Institute of Social Ecology Vienna, Alpen-Adria University, A-1070 Vienna, Austria.
Proc Natl Acad Sci U S A. 2013 Jun 18;110(25):10324-9. doi: 10.1073/pnas.1211349110. Epub 2013 Jun 3.
Global increases in population, consumption, and gross domestic product raise concerns about the sustainability of the current and future use of natural resources. The human appropriation of net primary production (HANPP) provides a useful measure of human intervention into the biosphere. The productive capacity of land is appropriated by harvesting or burning biomass and by converting natural ecosystems to managed lands with lower productivity. This work analyzes trends in HANPP from 1910 to 2005 and finds that although human population has grown fourfold and economic output 17-fold, global HANPP has only doubled. Despite this increase in efficiency, HANPP has still risen from 6.9 Gt of carbon per y in 1910 to 14.8 GtC/y in 2005, i.e., from 13% to 25% of the net primary production of potential vegetation. Biomass harvested per capita and year has slightly declined despite growth in consumption because of a decline in reliance on bioenergy and higher conversion efficiencies of primary biomass to products. The rise in efficiency is overwhelmingly due to increased crop yields, albeit frequently associated with substantial ecological costs, such as fossil energy inputs, soil degradation, and biodiversity loss. If humans can maintain the past trend lines in efficiency gains, we estimate that HANPP might only grow to 27-29% by 2050, but providing large amounts of bioenergy could increase global HANPP to 44%. This result calls for caution in refocusing the energy economy on land-based resources and for strategies that foster the continuation of increases in land-use efficiency without excessively increasing ecological costs of intensification.

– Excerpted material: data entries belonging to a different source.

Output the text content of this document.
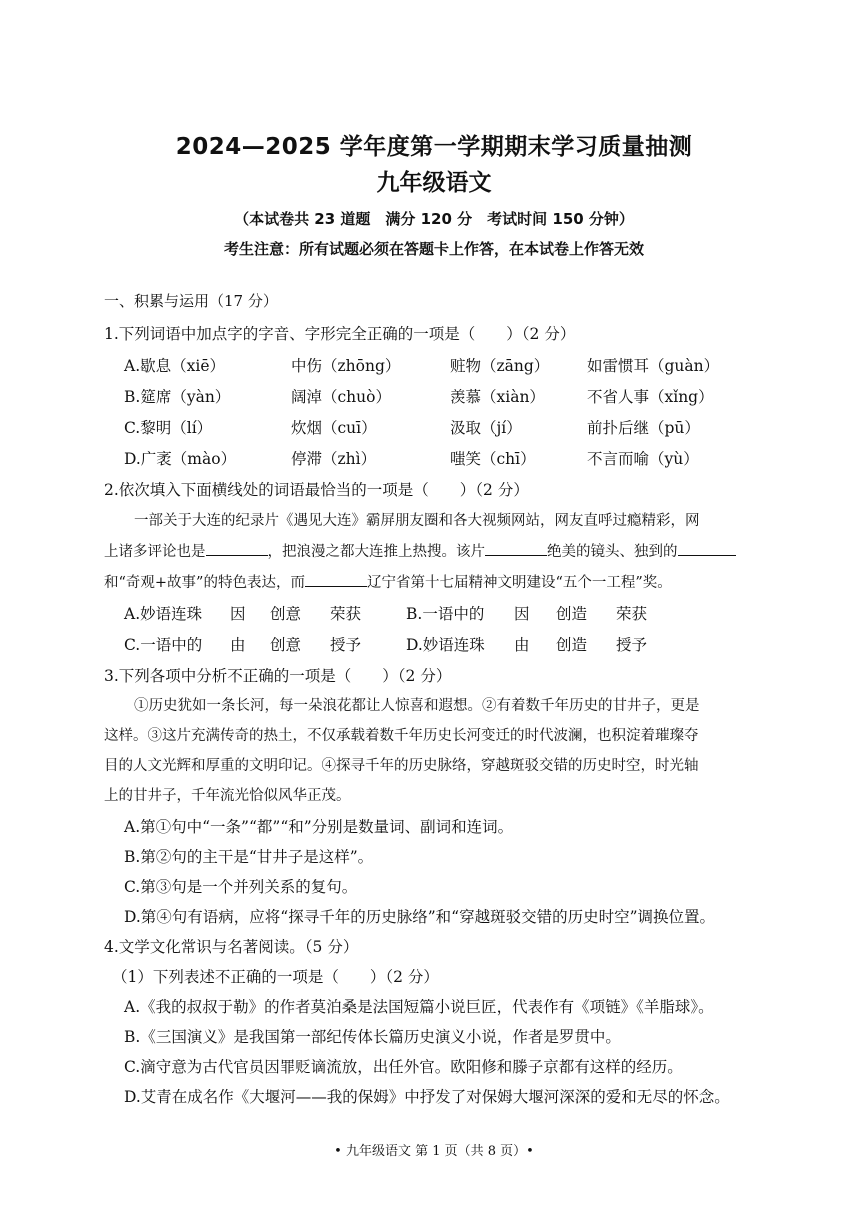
2024—2025 学年度第一学期期末学习质量抽测
九年级语文
（本试卷共 23 道题　满分 120 分　考试时间 150 分钟）
考生注意：所有试题必须在答题卡上作答，在本试卷上作答无效
一、积累与运用（17 分）
1.下列词语中加点字的字音、字形完全正确的一项是（　　）（2 分）
A.歇息（xiē）	中伤（zhōng）	赃物（zāng） 如雷惯耳（guàn）
B.筵席（yàn）	阔淖（chuò）	羡慕（xiàn）	不省人事（xǐng）
C.黎明（lí）	炊烟（cuī）	汲取（jí）	前扑后继（pū）
D.广袤（mào）	停滞（zhì）	嗤笑（chī）	不言而喻（yù）
2.依次填入下面横线处的词语最恰当的一项是（　　）（2 分）
一部关于大连的纪录片《遇见大连》霸屏朋友圈和各大视频网站，网友直呼过瘾精彩，网
上诸多评论也是	，把浪漫之都大连推上热搜。该片	绝美的镜头、独到的
和“奇观+故事”的特色表达，而	辽宁省第十七届精神文明建设“五个一工程”奖。
A.妙语连珠 因 创意 荣获	B.一语中的 因 创造 荣获
C.一语中的 由 创意 授予	D.妙语连珠 由 创造 授予
3.下列各项中分析不正确的一项是（　　）（2 分）
①历史犹如一条长河，每一朵浪花都让人惊喜和遐想。②有着数千年历史的甘井子，更是
这样。③这片充满传奇的热土，不仅承载着数千年历史长河变迁的时代波澜，也积淀着璀璨夺
目的人文光辉和厚重的文明印记。④探寻千年的历史脉络，穿越斑驳交错的历史时空，时光轴
上的甘井子，千年流光恰似风华正茂。
A.第①句中“一条”“都”“和”分别是数量词、副词和连词。
B.第②句的主干是“甘井子是这样”。
C.第③句是一个并列关系的复句。
D.第④句有语病，应将“探寻千年的历史脉络”和“穿越斑驳交错的历史时空”调换位置。
4.文学文化常识与名著阅读。（5 分）
（1）下列表述不正确的一项是（　　）（2 分）
A.《我的叔叔于勒》的作者莫泊桑是法国短篇小说巨匠，代表作有《项链》《羊脂球》。
B.《三国演义》是我国第一部纪传体长篇历史演义小说，作者是罗贯中。
C.滴守意为古代官员因罪贬谪流放，出任外官。欧阳修和滕子京都有这样的经历。
D.艾青在成名作《大堰河——我的保姆》中抒发了对保姆大堰河深深的爱和无尽的怀念。
• 九年级语文 第 1 页（共 8 页）•
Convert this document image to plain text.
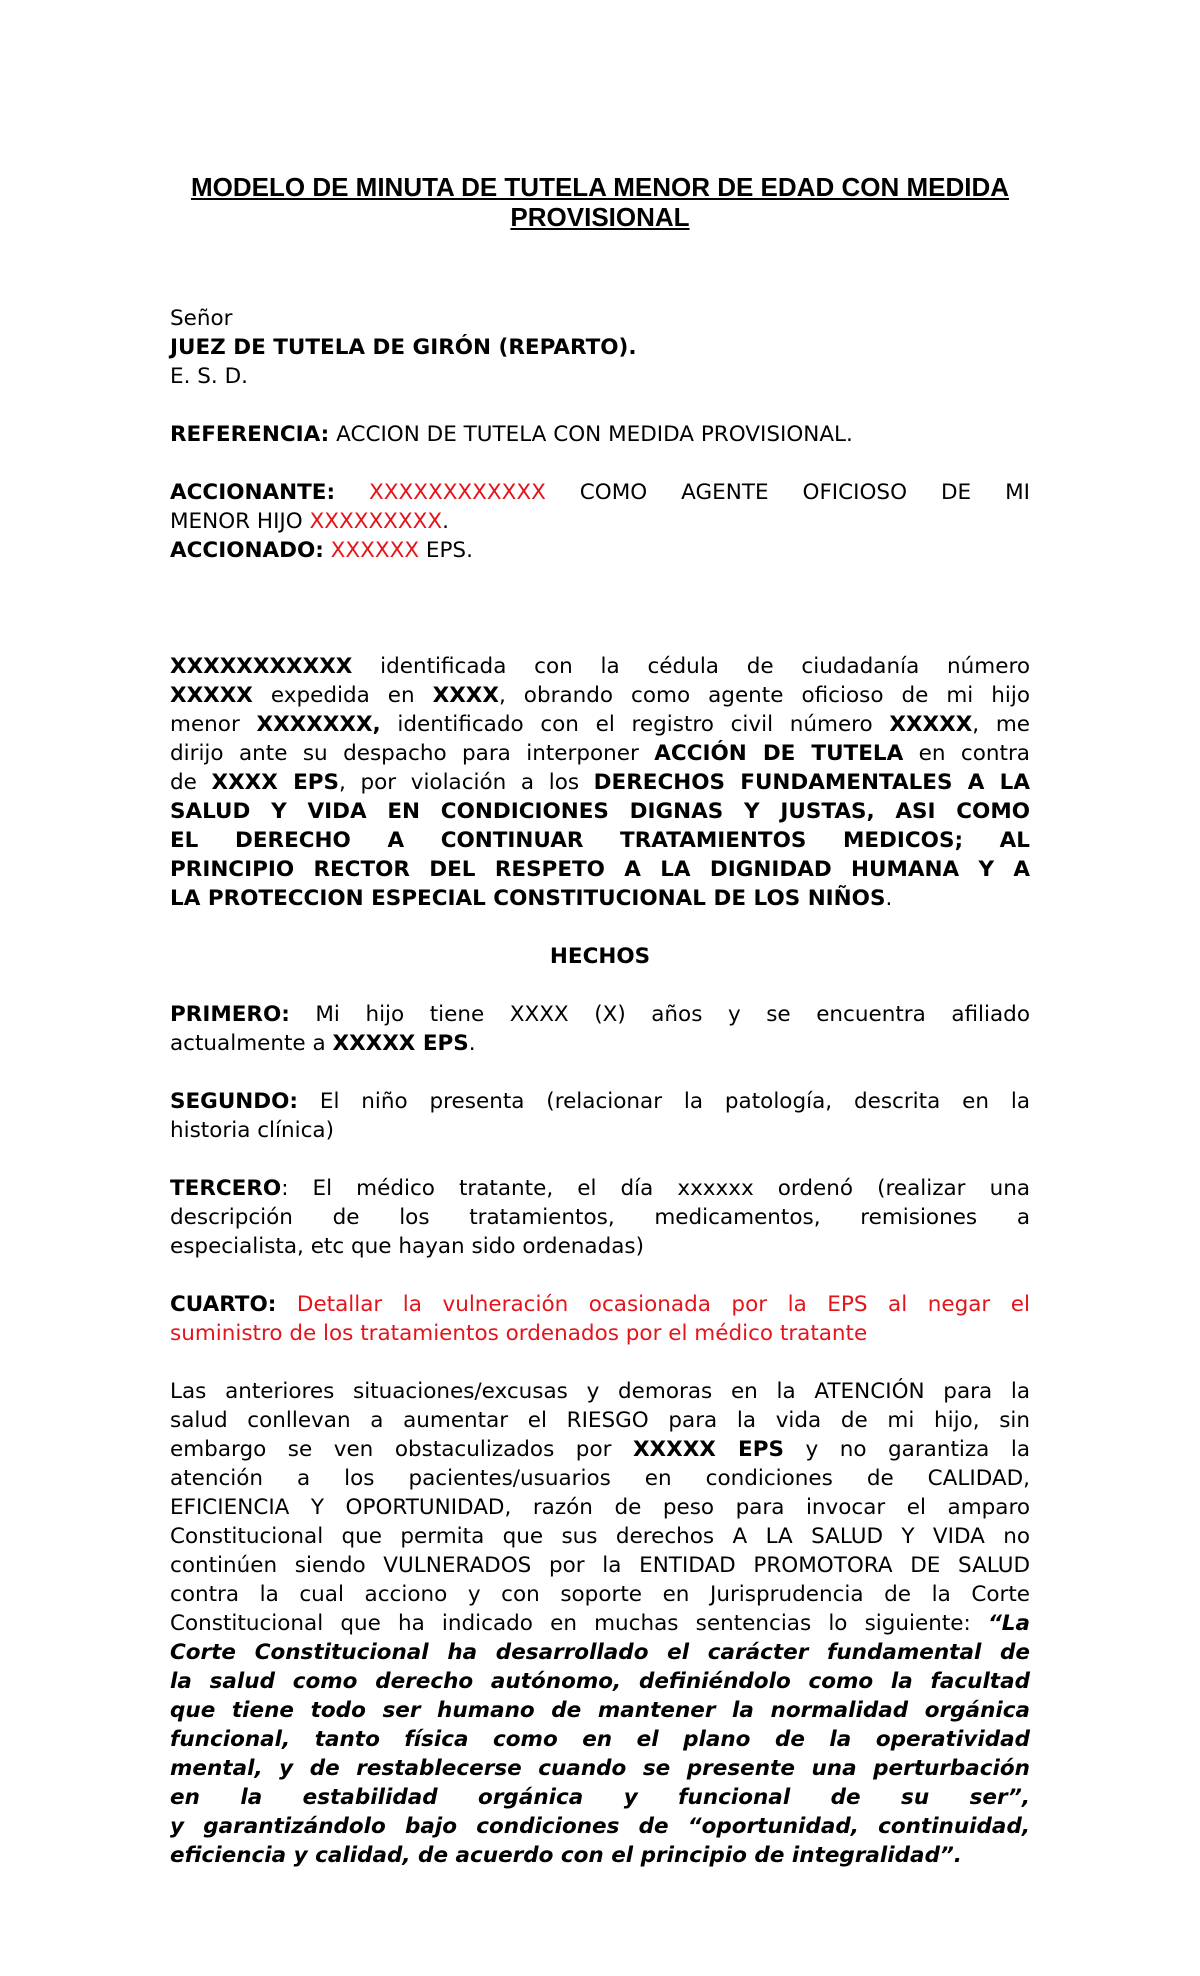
MODELO DE MINUTA DE TUTELA MENOR DE EDAD CON MEDIDA
PROVISIONAL

Señor

JUEZ DE TUTELA DE GIRÓN (REPARTO).

E. S. D.

REFERENCIA: ACCION DE TUTELA CON MEDIDA PROVISIONAL.

ACCIONANTE: XXXXXXXXXXXX COMO AGENTE OFICIOSO DE MI

MENOR HIJO XXXXXXXXX.

ACCIONADO: XXXXXX EPS.

XXXXXXXXXXX identificada con la cédula de ciudadanía número

XXXXX expedida en XXXX, obrando como agente oficioso de mi hijo

menor XXXXXXX, identificado con el registro civil número XXXXX, me

dirijo ante su despacho para interponer ACCIÓN DE TUTELA en contra

de XXXX EPS, por violación a los DERECHOS FUNDAMENTALES A LA

SALUD Y VIDA EN CONDICIONES DIGNAS Y JUSTAS, ASI COMO

EL DERECHO A CONTINUAR TRATAMIENTOS MEDICOS; AL

PRINCIPIO RECTOR DEL RESPETO A LA DIGNIDAD HUMANA Y A

LA PROTECCION ESPECIAL CONSTITUCIONAL DE LOS NIÑOS.

HECHOS

PRIMERO: Mi hijo tiene XXXX (X) años y se encuentra afiliado

actualmente a XXXXX EPS.

SEGUNDO: El niño presenta (relacionar la patología, descrita en la

historia clínica)

TERCERO: El médico tratante, el día xxxxxx ordenó (realizar una

descripción de los tratamientos, medicamentos, remisiones a

especialista, etc que hayan sido ordenadas)

CUARTO: Detallar la vulneración ocasionada por la EPS al negar el

suministro de los tratamientos ordenados por el médico tratante

Las anteriores situaciones/excusas y demoras en la ATENCIÓN para la

salud conllevan a aumentar el RIESGO para la vida de mi hijo, sin

embargo se ven obstaculizados por XXXXX EPS y no garantiza la

atención a los pacientes/usuarios en condiciones de CALIDAD,

EFICIENCIA Y OPORTUNIDAD, razón de peso para invocar el amparo

Constitucional que permita que sus derechos A LA SALUD Y VIDA no

continúen siendo VULNERADOS por la ENTIDAD PROMOTORA DE SALUD

contra la cual acciono y con soporte en Jurisprudencia de la Corte

Constitucional que ha indicado en muchas sentencias lo siguiente: “La

Corte Constitucional ha desarrollado el carácter fundamental de

la salud como derecho autónomo, definiéndolo como la facultad

que tiene todo ser humano de mantener la normalidad orgánica

funcional, tanto física como en el plano de la operatividad

mental, y de restablecerse cuando se presente una perturbación

en la estabilidad orgánica y funcional de su ser”,

y garantizándolo bajo condiciones de “oportunidad, continuidad,

eficiencia y calidad, de acuerdo con el principio de integralidad”.
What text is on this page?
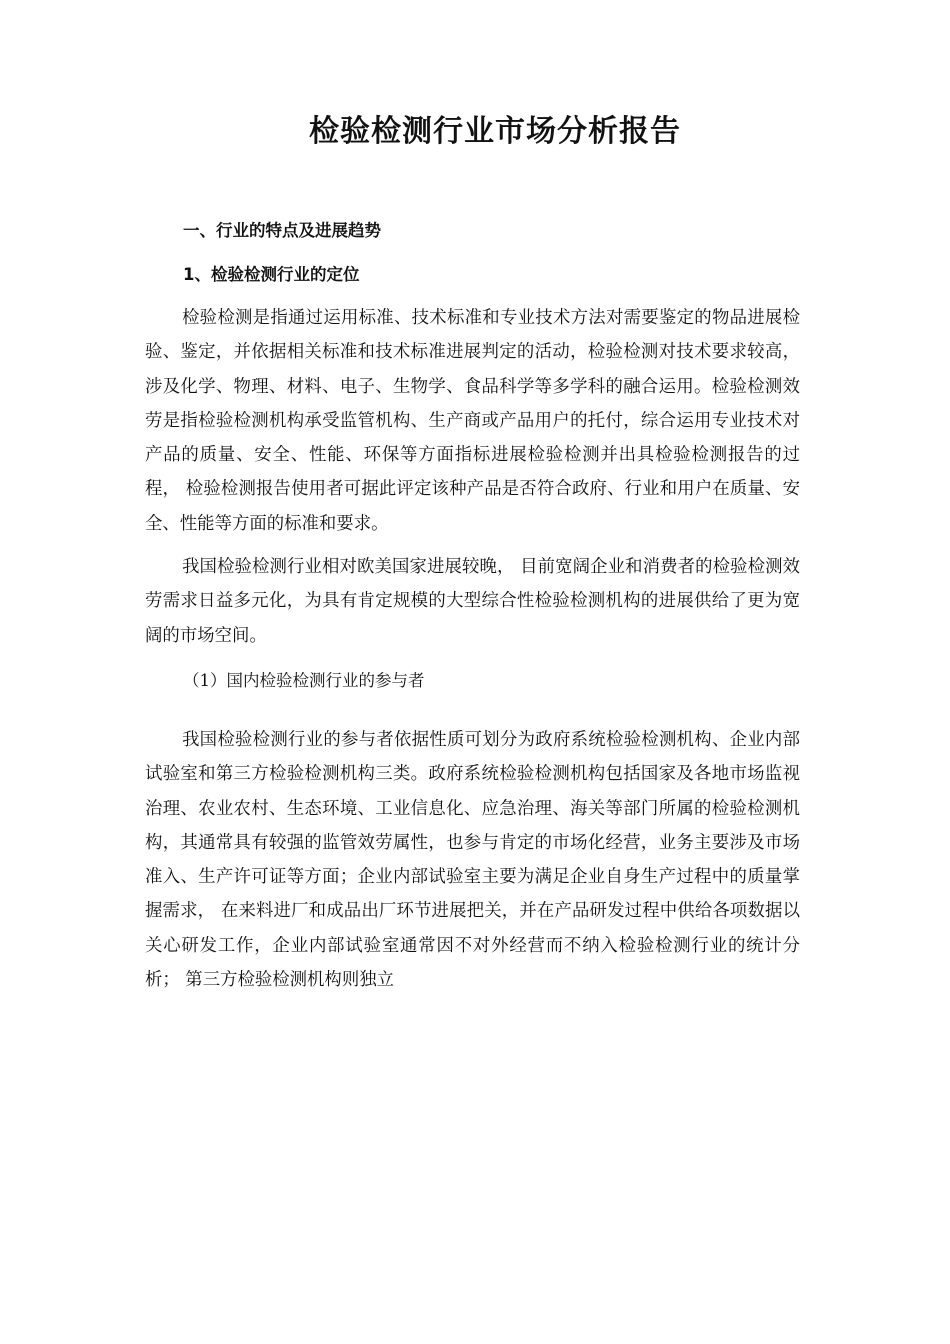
检验检测行业市场分析报告
一、行业的特点及进展趋势
1、检验检测行业的定位

检验检测是指通过运用标准、技术标准和专业技术方法对需要鉴定的物品进展检验、鉴定，并依据相关标准和技术标准进展判定的活动，检验检测对技术要求较高，涉及化学、物理、材料、电子、生物学、食品科学等多学科的融合运用。检验检测效劳是指检验检测机构承受监管机构、生产商或产品用户的托付，综合运用专业技术对产品的质量、安全、性能、环保等方面指标进展检验检测并出具检验检测报告的过程， 检验检测报告使用者可据此评定该种产品是否符合政府、行业和用户在质量、安全、性能等方面的标准和要求。

我国检验检测行业相对欧美国家进展较晚， 目前宽阔企业和消费者的检验检测效劳需求日益多元化，为具有肯定规模的大型综合性检验检测机构的进展供给了更为宽阔的市场空间。

（1）国内检验检测行业的参与者

我国检验检测行业的参与者依据性质可划分为政府系统检验检测机构、企业内部试验室和第三方检验检测机构三类。政府系统检验检测机构包括国家及各地市场监视治理、农业农村、生态环境、工业信息化、应急治理、海关等部门所属的检验检测机构，其通常具有较强的监管效劳属性，也参与肯定的市场化经营，业务主要涉及市场准入、生产许可证等方面；企业内部试验室主要为满足企业自身生产过程中的质量掌握需求， 在来料进厂和成品出厂环节进展把关，并在产品研发过程中供给各项数据以关心研发工作，企业内部试验室通常因不对外经营而不纳入检验检测行业的统计分析； 第三方检验检测机构则独立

全球人口、消费和国内生产总值的增长引发了人们对于当前和未来自然资源使用可持续性的担忧。净初级生产力的人类占用量(HANPP)为人类对生物圈的干预提供了一种有用的衡量标准。土地的生产能力通过收获或燃烧生物质以及将自然生态系统转化为生产力较低的管理土地而被占用。这项研究分析了 1910 年至 2005 年期间 HANPP 的趋势,发现尽管人口增长了四倍,经济产出增长了 17 倍,但全球 HANPP 仅增长了一倍。尽管效率有所提高,但 HANPP 仍从 1910 年的 6.9 克碳/年增加到 2005 年的 14.8 克碳/年,即从潜在植被净初级生产力的 13%增加到 25%。尽管消费增长,但由于生物能源的依赖程度下降和初级生物质向产品的转化效率提高,人均和年生物量收获量略有下降。效率的提高主要归因于作物产量的增加,尽管这常常伴随着大量的生态成本,如化石能源投入、土壤退化和生物多样性丧失。如果人类能够保持过去在提高效率方面的趋势,我们估计到 2050 年 HANPP 可能仅增长到 27-29%,但提供大量生物能源可能会使全球 HANPP 增加到 44%。这一结果呼吁在重新将能源经济聚焦于土地资源时保持谨慎,并采取策略,在不过度增加集约化生态成本的情况下促进土地利用效率的持续提高。